'The Americans' focuses on espionage, marriage
Picture a pair of spies who love their country. A man and a woman, patriotic enough to travel to a dangerous land, a place where the police operate with impunity and a madman has come to power. There they wait, posing as husband and wife, operating in secret. Their children and neighbors none the wiser, working to bring down the evil culture surrounding them. The spies are Soviet deep-cover agents. The land is America. And the show, newly premiering on FX, is called “The Americans.”
Phillip (Matthew Rhys) and Elizabeth Jennings (Keri Russell) avert the typical spy couple characterizations almost immediately. Elizabeth’s character is the one driven by an intense loyalty to the cause and is far colder and harder then her husband. Phillip is wavering, tempted by the comfort around them, distressed at the emotional chasm between he and the woman who is officially his wife.

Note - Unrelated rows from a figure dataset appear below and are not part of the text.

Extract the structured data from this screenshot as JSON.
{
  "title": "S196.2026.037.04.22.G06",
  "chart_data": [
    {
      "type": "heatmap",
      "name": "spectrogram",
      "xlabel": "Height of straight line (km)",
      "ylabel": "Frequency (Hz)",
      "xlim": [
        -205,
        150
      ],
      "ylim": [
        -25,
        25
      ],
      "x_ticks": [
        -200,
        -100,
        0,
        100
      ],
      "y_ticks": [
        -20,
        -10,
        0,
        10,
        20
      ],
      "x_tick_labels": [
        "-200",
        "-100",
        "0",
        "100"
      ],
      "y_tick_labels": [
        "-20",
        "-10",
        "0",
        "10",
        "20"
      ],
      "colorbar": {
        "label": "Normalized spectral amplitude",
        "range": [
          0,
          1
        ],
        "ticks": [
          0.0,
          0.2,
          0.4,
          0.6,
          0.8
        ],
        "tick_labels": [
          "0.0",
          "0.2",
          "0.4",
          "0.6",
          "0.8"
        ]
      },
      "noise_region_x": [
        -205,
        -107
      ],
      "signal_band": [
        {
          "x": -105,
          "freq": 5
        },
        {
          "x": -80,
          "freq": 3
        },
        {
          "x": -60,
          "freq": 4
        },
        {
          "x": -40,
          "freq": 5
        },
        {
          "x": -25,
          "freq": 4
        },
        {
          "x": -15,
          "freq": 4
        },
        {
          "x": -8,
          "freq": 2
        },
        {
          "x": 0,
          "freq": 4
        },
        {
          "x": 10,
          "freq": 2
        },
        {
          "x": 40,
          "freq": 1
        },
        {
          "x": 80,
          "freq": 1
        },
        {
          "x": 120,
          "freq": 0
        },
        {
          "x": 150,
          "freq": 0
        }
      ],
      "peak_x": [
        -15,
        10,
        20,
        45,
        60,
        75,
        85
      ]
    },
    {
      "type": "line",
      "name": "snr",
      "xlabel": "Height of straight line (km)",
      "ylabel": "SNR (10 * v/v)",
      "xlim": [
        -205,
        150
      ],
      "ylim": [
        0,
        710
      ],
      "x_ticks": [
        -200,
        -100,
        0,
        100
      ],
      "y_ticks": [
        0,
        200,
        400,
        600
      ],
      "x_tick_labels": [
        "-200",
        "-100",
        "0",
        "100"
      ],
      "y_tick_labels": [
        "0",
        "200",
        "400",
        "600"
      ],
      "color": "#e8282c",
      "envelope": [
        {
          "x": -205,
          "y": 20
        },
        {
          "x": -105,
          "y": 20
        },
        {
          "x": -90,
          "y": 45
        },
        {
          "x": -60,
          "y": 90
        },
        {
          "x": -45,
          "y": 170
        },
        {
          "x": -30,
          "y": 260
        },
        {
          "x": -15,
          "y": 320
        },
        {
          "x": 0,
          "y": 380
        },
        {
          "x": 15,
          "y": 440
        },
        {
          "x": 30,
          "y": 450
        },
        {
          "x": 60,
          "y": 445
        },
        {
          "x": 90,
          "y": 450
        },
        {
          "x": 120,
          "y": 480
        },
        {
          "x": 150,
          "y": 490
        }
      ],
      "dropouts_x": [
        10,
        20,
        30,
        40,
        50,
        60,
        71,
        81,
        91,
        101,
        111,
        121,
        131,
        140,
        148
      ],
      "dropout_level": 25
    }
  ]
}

“I would lose everything before I betray my country,” said Elizabeth, and “The Americans” spends a lot of time examining the consequences of that perspective. Espionage work is dirty, dangerous and cruel, and we see just how badly it wears down the souls of the people who practice it, Soviet and American alike. When the Jennings manipulate a cleaning lady by poisoning her son and withholding the antidote, their eyes convey an eerie sense of desperation and fear. How much are they truly willing to give up for their country? Their lives? Their souls? Their children?
As much as it’s an exploration of espionage, “The Americans” is also a show about marriage and parenthood. Seen from the outside, Phillip and Elizabeth have a conventional, loving marriage. But whether the marriage is one of convenience or genuine partnership remains unclear. In addition, the Jennings’ children remain unaware that their parents are Soviet agents. Phillip and Elizabeth must watch their children grow up in a culture antithetical to their own beliefs, trying their best to instill some of their own values in them before the wider culture swallows them up. In both cases, the espionage plots mirror and amplify the domestic concerns. There’s a lot of tension roiling under the surface of the Jennings’ home, and only some of it has to do with spying.
Juggling these two plot threads gives “The Americans” neat, thematic complexity and emotional weight, but it does lead to some odd tonal and pacing issues. The spy-centric events feel disconnected from the domestic narrative. While this is probably a conscious decision by the creators, it does leave the show reeling disjointedly between two different speeds. At about an hour an episode, there’s plenty of time to tie the two plot threads together, and at the moment, it’s not coming together as well as it could.
Despite its issues, “The Americans” is smart and thought-provoking. The spy game may be brutal and soul-draining, but it also makes for excellent television. And by the end, you may be rooting for the communists to win.